U.S. stocks finished down on Tuesday, a day after the S&P and Dow hit records, and the Nasdaq retreated with technology stocks.
Soft auto sales numbers and Iran commentary also gave some investors pause after a strong run-up for major indexes in February. Traders were also waiting for a slew of economic data later this week, culminating with the monthly payrolls report.
“We just came a little too far fast.

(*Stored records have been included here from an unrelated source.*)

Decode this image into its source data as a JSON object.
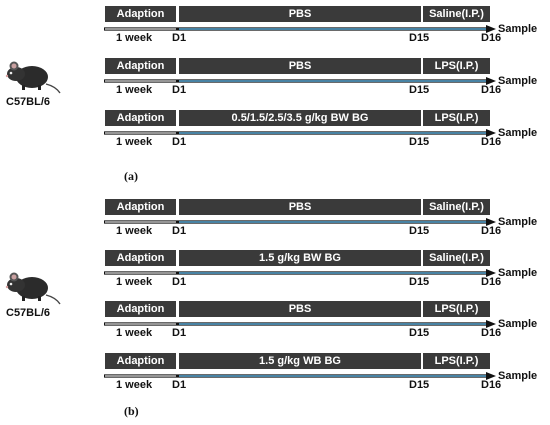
{
  "panels": [
    {
      "label": "(a)",
      "strain": "C57BL/6",
      "rows": [
        {
          "adaption": "Adaption",
          "treatment": "PBS",
          "injection": "Saline(I.P.)",
          "week": "1 week",
          "d1": "D1",
          "d15": "D15",
          "d16": "D16",
          "sample": "Sample"
        },
        {
          "adaption": "Adaption",
          "treatment": "PBS",
          "injection": "LPS(I.P.)",
          "week": "1 week",
          "d1": "D1",
          "d15": "D15",
          "d16": "D16",
          "sample": "Sample"
        },
        {
          "adaption": "Adaption",
          "treatment": "0.5/1.5/2.5/3.5 g/kg BW BG",
          "injection": "LPS(I.P.)",
          "week": "1 week",
          "d1": "D1",
          "d15": "D15",
          "d16": "D16",
          "sample": "Sample"
        }
      ]
    },
    {
      "label": "(b)",
      "strain": "C57BL/6",
      "rows": [
        {
          "adaption": "Adaption",
          "treatment": "PBS",
          "injection": "Saline(I.P.)",
          "week": "1 week",
          "d1": "D1",
          "d15": "D15",
          "d16": "D16",
          "sample": "Sample"
        },
        {
          "adaption": "Adaption",
          "treatment": "1.5 g/kg BW BG",
          "injection": "Saline(I.P.)",
          "week": "1 week",
          "d1": "D1",
          "d15": "D15",
          "d16": "D16",
          "sample": "Sample"
        },
        {
          "adaption": "Adaption",
          "treatment": "PBS",
          "injection": "LPS(I.P.)",
          "week": "1 week",
          "d1": "D1",
          "d15": "D15",
          "d16": "D16",
          "sample": "Sample"
        },
        {
          "adaption": "Adaption",
          "treatment": "1.5 g/kg WB BG",
          "injection": "LPS(I.P.)",
          "week": "1 week",
          "d1": "D1",
          "d15": "D15",
          "d16": "D16",
          "sample": "Sample"
        }
      ]
    }
  ],
  "colors": {
    "header": "#3a3a3a",
    "timeline": "#5aa9d6",
    "adaption_line": "#e6e6e6",
    "arrow": "#111111"
  },
  "icons": {
    "mouse": "mouse-icon"
  }
}
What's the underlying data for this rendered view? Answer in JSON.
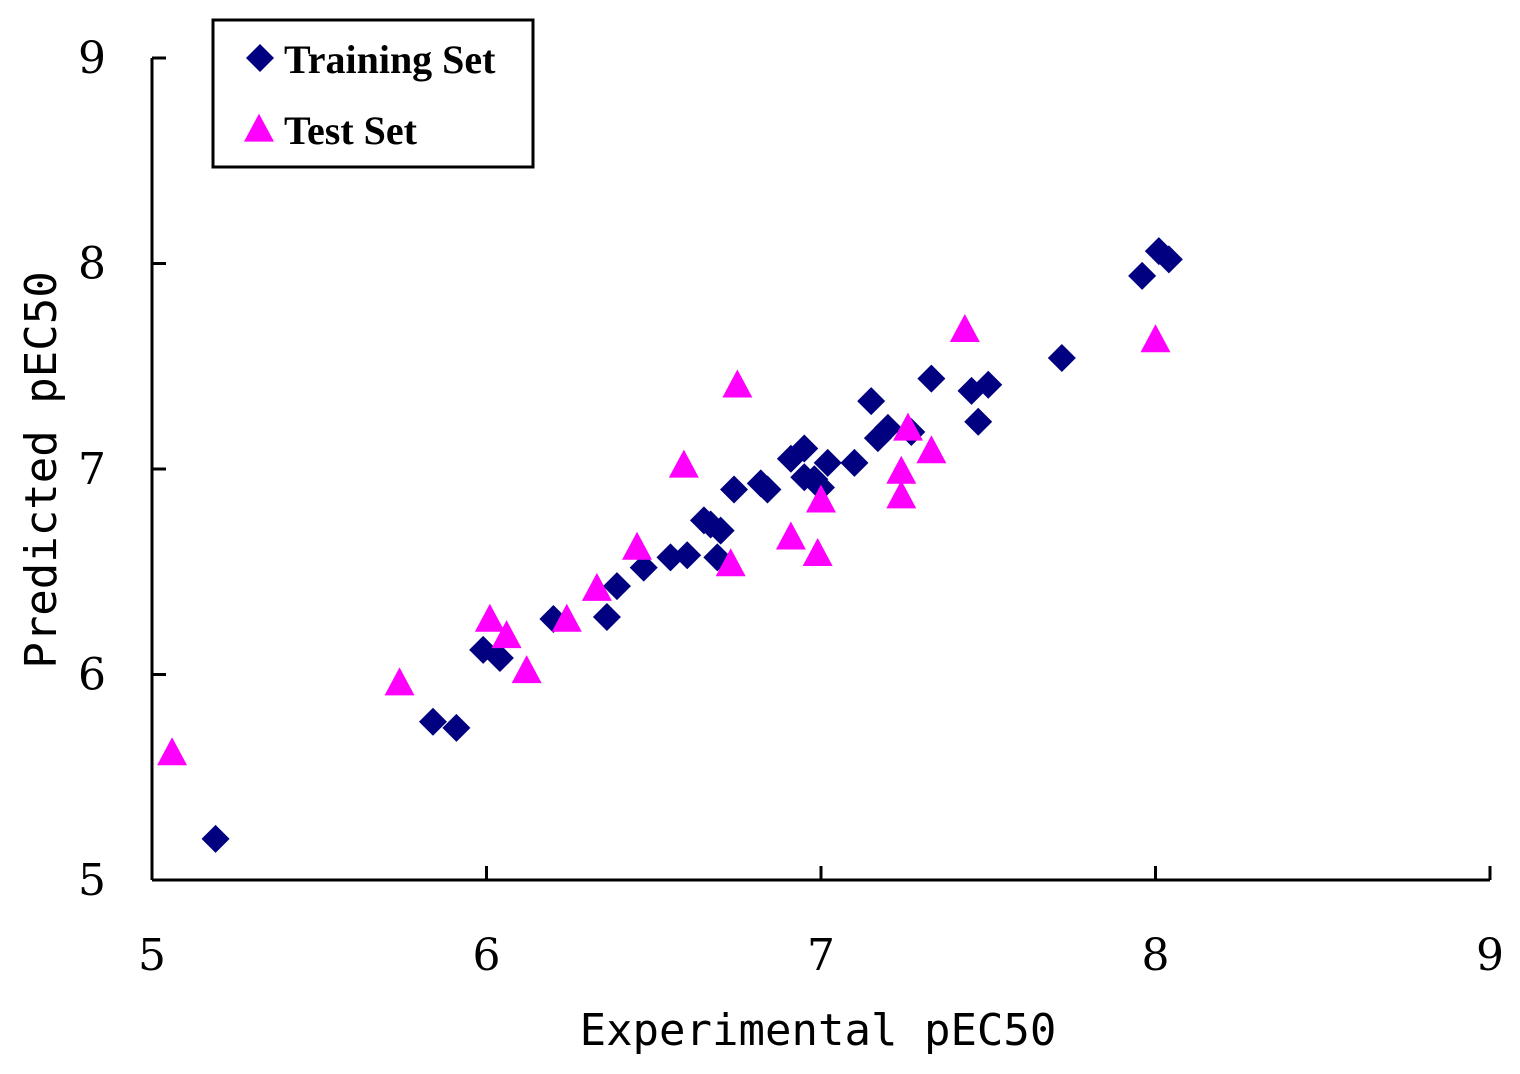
{
  "chart_data": {
    "type": "scatter",
    "xlabel": "Experimental pEC50",
    "ylabel": "Predicted pEC50",
    "xlim": [
      5,
      9
    ],
    "ylim": [
      5,
      9
    ],
    "x_ticks": [
      "5",
      "6",
      "7",
      "8",
      "9"
    ],
    "y_ticks": [
      "5",
      "6",
      "7",
      "8",
      "9"
    ],
    "grid": false,
    "legend_position": "top-left",
    "series": [
      {
        "name": "Training Set",
        "marker": "diamond",
        "color": "#000080",
        "points": [
          [
            5.19,
            5.2
          ],
          [
            5.84,
            5.77
          ],
          [
            5.91,
            5.74
          ],
          [
            5.99,
            6.12
          ],
          [
            6.04,
            6.08
          ],
          [
            6.2,
            6.27
          ],
          [
            6.36,
            6.28
          ],
          [
            6.39,
            6.43
          ],
          [
            6.47,
            6.52
          ],
          [
            6.55,
            6.57
          ],
          [
            6.6,
            6.58
          ],
          [
            6.65,
            6.75
          ],
          [
            6.67,
            6.73
          ],
          [
            6.69,
            6.57
          ],
          [
            6.7,
            6.7
          ],
          [
            6.74,
            6.9
          ],
          [
            6.82,
            6.93
          ],
          [
            6.84,
            6.9
          ],
          [
            6.91,
            7.05
          ],
          [
            6.95,
            7.1
          ],
          [
            6.95,
            6.96
          ],
          [
            6.98,
            6.95
          ],
          [
            7.0,
            6.91
          ],
          [
            7.02,
            7.03
          ],
          [
            7.1,
            7.03
          ],
          [
            7.15,
            7.33
          ],
          [
            7.17,
            7.15
          ],
          [
            7.2,
            7.2
          ],
          [
            7.27,
            7.18
          ],
          [
            7.33,
            7.44
          ],
          [
            7.45,
            7.38
          ],
          [
            7.47,
            7.23
          ],
          [
            7.5,
            7.41
          ],
          [
            7.72,
            7.54
          ],
          [
            7.96,
            7.94
          ],
          [
            8.01,
            8.06
          ],
          [
            8.04,
            8.02
          ]
        ]
      },
      {
        "name": "Test Set",
        "marker": "triangle",
        "color": "#FF00FF",
        "points": [
          [
            5.06,
            5.61
          ],
          [
            5.74,
            5.95
          ],
          [
            6.01,
            6.26
          ],
          [
            6.06,
            6.18
          ],
          [
            6.12,
            6.01
          ],
          [
            6.24,
            6.26
          ],
          [
            6.33,
            6.41
          ],
          [
            6.45,
            6.61
          ],
          [
            6.59,
            7.01
          ],
          [
            6.73,
            6.53
          ],
          [
            6.75,
            7.4
          ],
          [
            6.91,
            6.66
          ],
          [
            6.99,
            6.58
          ],
          [
            7.0,
            6.84
          ],
          [
            7.24,
            6.98
          ],
          [
            7.24,
            6.86
          ],
          [
            7.26,
            7.19
          ],
          [
            7.33,
            7.08
          ],
          [
            7.43,
            7.67
          ],
          [
            8.0,
            7.62
          ]
        ]
      }
    ]
  }
}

It made sense to have little bit of a pullback here,” said Brian Lazorishak, portfolio manager at Chase Investment Counsel in Charlottesville, Virginia.

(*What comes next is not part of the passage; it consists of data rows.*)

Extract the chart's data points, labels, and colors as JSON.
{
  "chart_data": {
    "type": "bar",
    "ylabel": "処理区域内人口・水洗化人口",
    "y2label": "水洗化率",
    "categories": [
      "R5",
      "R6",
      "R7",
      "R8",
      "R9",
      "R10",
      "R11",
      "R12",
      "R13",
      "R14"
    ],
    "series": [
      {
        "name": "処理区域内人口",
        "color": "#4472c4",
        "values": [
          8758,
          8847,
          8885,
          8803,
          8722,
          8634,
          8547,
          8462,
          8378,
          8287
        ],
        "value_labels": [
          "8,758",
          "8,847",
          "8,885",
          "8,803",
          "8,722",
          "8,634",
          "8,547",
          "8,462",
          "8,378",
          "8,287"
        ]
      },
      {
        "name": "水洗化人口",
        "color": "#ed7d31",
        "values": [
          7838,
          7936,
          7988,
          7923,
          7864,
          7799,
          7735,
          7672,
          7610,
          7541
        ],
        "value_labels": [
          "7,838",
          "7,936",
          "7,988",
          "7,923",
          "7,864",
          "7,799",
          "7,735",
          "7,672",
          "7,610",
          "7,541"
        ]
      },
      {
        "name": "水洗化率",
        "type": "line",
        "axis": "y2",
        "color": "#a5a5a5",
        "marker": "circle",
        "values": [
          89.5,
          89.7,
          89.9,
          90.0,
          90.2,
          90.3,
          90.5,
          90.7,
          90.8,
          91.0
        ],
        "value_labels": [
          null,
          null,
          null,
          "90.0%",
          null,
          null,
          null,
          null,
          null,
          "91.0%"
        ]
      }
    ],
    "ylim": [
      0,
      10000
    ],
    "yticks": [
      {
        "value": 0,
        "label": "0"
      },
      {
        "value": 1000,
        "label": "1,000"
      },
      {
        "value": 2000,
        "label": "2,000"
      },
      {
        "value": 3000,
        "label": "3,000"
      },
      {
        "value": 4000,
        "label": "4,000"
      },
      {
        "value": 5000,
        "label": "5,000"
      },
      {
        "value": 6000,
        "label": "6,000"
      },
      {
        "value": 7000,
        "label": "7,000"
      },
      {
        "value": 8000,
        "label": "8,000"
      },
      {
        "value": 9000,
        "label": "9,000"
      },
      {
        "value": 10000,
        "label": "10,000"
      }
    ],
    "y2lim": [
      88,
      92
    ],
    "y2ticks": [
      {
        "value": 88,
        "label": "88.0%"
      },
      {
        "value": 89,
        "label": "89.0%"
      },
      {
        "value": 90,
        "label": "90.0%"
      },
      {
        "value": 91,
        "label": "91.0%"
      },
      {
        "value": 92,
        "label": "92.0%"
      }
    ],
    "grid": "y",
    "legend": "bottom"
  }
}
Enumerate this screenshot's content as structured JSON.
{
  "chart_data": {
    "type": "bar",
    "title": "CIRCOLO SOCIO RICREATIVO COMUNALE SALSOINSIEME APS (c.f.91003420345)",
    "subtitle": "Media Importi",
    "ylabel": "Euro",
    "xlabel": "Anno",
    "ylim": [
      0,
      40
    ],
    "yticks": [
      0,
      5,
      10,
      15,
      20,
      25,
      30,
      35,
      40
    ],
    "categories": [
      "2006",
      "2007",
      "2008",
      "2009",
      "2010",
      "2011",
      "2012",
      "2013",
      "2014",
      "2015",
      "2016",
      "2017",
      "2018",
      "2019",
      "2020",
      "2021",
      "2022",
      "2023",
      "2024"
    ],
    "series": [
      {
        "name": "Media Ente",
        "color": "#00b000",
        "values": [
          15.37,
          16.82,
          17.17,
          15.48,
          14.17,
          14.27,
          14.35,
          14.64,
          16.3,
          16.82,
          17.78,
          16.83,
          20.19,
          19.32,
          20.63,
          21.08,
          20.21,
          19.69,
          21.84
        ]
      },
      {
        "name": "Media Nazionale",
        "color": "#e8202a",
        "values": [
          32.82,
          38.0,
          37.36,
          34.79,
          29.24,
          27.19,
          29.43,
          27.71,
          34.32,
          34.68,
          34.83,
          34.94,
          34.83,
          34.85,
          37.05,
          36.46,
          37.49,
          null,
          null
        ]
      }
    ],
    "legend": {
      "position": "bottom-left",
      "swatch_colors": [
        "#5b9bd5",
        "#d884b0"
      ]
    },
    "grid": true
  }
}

“Given the level of optimism, the overbought condition, we wouldn’t be surprised to see at least a couple of days of consolidation,” he said.
Technology stocks fell as investors took profits a day after the Nasdaq hit the 5,000 milestone for the first time since the peak of the dot.com bubble in March 2000.
Microsoft Corp weighed most on the Nasdaq and S&P 500 with an 1.4 percent drop to $43.28, followed by a 2.2 percent decline in shares of Cisco Systems, which gave back most of Monday’s gains.
Semiconductor chips were some of the worst-hit, with the Philadelphia SE Semiconductor index closing off 1.94 percent after a February gain of more than 12 percent. The S&P 500 technology sector finished down 0.8 percent
The biggest percentage decliners in the S&P 500 were Micron Technology, down 5 percent to $29.66, and Applied Materials, which fell 4.5 percent to $24.48.
The Dow Jones industrial average fell 85.26 points, or 0.47 percent, to 18,203.37, the S&P 500 lost 9.61 points, or 0.45 percent, to 2,107.78 and the Nasdaq Composite dropped 28.20 points, or 0.56 percent, to 4,979.90.
For the second year in a row, tough winter weather slowed U.S. vehicle sales in February, with several automakers missing analysts’ projections. U.S.-listed Fiat Chrysler shares fell 3.3 percent to $15.31 while Ford Motor declined 2.4 percent to $16.17.
Adding to investors’ caution, Israeli Prime Minister Benjamin Netanyahu warned U.S. President Barack Obamaagainst accepting a nuclear deal with Iran. His comments caused some investors to pull back but helped boost oil prices.
Utilities and energy were the only two of ten S&P 500 sectors that ended the session higher.
About 6.3 billion shares changed hands on U.S. exchanges, below the 6.5 billion average for the last five sessions, according to BATS Global Markets.
Declining issues outnumbered advancing ones on the NYSE by 1,810 to 1,249, for a 1.45-to-1 ratio; on the Nasdaq, 1,784 issues fell and 948 advanced, for a 1.88-to-1 ratio favoring decliners.
The benchmark S&P 500 posted 11 new 52-week highs and 1 new lows; the Nasdaq Composite recorded 70 new highs and 32 new lows.